Akanksha-kedia commented on PR #18892:
URL: https://github.com/apache/pinot/pull/18892#issuecomment-4855078364

   ## Code Review: `fix/split-part-memory-optimization`
   
   The core idea is sound — eliminating the per-row `String[]` allocation in 
the 4-arg `splitPart` overload is a legitimate hot-path optimization, and the 
implementation faithfully replicates `splitByWholeSeparator` semantics. The 
deterministic test table is thorough. Two **MAJOR** gaps and several **MINOR** 
issues below.
   
   ---
   
   ### C4 — Performance
   
   **[MAJOR] No benchmark covers the 4-arg overload (the thing this PR actually 
changes)**
   `BenchmarkSplitPart` only benchmarks `splitPart(input, delimiter, index)` 
(3-arg). The PR's optimization target is `splitPart(input, delimiter, limit, 
index)` (4-arg), and there is no way to verify or quantify the improvement 
without a benchmark.
   > Add `testSplitPartLimitedNew()` / `testSplitPartLimitedOld()` methods to 
`BenchmarkSplitPart`, mirroring the existing 3-arg pair.
   
   **[MINOR] No single-char delimiter fast path for negative indices in the 
4-arg path**
   The 3-arg overload has `splitPartNegativeIdxSingleCharDelim` which avoids a 
second forward scan for single-char delimiters (lines 609–612). The 4-arg 
overload always executes two full scans for negative indices regardless of 
delimiter length.
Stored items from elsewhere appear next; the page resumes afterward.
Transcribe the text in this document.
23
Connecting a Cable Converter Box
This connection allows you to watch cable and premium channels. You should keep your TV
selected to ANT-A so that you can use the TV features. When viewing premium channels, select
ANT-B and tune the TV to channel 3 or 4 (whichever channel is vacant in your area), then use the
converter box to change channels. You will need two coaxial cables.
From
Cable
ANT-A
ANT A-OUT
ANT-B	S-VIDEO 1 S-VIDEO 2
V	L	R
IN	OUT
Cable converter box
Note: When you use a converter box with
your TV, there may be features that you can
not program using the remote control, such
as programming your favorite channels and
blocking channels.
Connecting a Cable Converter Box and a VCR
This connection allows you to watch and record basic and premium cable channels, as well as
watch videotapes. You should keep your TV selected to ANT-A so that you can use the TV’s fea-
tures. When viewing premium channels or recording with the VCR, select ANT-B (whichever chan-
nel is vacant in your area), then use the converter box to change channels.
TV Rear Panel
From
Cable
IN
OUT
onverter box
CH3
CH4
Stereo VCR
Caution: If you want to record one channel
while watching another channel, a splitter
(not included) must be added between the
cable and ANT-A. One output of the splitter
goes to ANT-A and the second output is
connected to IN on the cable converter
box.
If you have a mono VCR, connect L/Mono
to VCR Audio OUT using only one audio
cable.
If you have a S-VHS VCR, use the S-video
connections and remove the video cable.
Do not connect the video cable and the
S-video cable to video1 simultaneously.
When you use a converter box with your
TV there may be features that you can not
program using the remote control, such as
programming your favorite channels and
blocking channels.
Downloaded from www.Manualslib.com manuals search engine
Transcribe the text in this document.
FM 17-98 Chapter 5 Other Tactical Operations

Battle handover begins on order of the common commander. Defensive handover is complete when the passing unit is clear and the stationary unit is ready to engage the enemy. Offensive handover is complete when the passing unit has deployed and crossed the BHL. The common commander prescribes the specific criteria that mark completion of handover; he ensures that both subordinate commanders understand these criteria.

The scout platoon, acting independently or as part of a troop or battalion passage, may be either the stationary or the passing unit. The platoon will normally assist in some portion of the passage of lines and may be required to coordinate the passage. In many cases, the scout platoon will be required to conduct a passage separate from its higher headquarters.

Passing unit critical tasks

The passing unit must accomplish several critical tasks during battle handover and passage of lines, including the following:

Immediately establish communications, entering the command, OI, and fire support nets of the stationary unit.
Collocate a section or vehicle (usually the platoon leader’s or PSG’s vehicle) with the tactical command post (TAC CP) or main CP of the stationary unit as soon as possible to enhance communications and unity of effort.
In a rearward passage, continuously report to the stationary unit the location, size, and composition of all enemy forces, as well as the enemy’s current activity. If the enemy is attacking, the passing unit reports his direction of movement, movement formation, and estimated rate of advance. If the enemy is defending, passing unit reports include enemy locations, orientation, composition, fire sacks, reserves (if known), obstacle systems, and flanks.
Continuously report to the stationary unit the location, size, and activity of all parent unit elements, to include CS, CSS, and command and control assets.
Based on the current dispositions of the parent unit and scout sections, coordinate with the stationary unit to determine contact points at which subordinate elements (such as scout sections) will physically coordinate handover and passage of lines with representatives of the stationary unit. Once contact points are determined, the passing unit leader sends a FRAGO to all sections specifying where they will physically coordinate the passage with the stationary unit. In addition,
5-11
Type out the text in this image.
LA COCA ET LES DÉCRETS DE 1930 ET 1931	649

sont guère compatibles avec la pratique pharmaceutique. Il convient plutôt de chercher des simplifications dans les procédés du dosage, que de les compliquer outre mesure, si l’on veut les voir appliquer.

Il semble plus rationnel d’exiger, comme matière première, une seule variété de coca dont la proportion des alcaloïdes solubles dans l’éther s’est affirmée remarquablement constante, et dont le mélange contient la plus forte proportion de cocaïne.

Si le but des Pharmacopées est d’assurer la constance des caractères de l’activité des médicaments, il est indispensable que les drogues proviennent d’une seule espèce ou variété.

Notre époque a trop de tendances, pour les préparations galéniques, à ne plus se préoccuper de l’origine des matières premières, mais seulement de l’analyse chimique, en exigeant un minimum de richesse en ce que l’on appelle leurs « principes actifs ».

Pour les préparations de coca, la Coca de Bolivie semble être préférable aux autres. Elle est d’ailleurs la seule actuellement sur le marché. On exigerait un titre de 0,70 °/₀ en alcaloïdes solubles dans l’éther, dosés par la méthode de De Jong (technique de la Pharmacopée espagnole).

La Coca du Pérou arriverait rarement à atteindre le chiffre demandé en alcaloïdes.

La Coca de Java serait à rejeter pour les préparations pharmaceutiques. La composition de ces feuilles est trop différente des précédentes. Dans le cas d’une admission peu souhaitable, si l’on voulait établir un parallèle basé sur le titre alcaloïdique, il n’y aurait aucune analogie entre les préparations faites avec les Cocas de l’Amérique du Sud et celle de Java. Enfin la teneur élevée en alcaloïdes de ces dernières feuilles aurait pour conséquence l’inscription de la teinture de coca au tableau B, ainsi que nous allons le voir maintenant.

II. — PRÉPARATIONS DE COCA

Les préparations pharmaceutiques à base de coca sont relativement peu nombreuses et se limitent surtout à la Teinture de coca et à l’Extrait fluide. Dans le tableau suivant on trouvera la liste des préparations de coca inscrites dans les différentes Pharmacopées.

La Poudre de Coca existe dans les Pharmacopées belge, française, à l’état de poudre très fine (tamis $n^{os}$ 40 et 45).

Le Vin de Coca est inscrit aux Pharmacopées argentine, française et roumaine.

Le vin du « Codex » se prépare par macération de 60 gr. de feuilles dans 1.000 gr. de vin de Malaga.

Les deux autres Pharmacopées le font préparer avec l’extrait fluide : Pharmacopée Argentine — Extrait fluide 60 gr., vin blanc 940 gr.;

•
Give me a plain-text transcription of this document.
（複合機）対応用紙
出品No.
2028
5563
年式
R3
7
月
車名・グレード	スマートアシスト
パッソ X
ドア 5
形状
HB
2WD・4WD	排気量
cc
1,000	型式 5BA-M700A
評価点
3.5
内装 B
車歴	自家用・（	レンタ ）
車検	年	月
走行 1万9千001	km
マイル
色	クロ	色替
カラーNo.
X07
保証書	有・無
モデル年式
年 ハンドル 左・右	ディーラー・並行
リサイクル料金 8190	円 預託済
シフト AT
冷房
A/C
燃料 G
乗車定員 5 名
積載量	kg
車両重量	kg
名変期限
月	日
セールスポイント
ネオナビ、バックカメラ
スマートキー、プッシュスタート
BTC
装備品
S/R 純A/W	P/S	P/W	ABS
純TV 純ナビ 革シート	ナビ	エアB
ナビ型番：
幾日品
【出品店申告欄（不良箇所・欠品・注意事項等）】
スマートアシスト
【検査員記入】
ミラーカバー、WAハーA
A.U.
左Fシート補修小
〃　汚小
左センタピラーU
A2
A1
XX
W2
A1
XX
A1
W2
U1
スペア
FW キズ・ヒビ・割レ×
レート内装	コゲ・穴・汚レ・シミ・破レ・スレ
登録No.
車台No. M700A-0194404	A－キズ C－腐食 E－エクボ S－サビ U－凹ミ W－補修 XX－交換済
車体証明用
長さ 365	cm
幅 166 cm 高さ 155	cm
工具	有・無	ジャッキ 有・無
Single-char delimiters (`,`, `.`, `/`) dominate real 
workloads.
   > Add a `// TODO: add single-char fast path for negative indices, analogous 
to splitPartNegativeIdxSingleCharDelim` comment.
   
   ---
   
   ### C5 — Correctness & Nulls
   
   **[MINOR] `while (pos <= inputLen)` loop bound at `splitPartLimitedForward` 
— the `=` arm is dead code**
   Every code path that sets `pos >= inputLen` returns before the outer loop 
re-evaluates. The loop is functionally `while (pos < inputLen)`.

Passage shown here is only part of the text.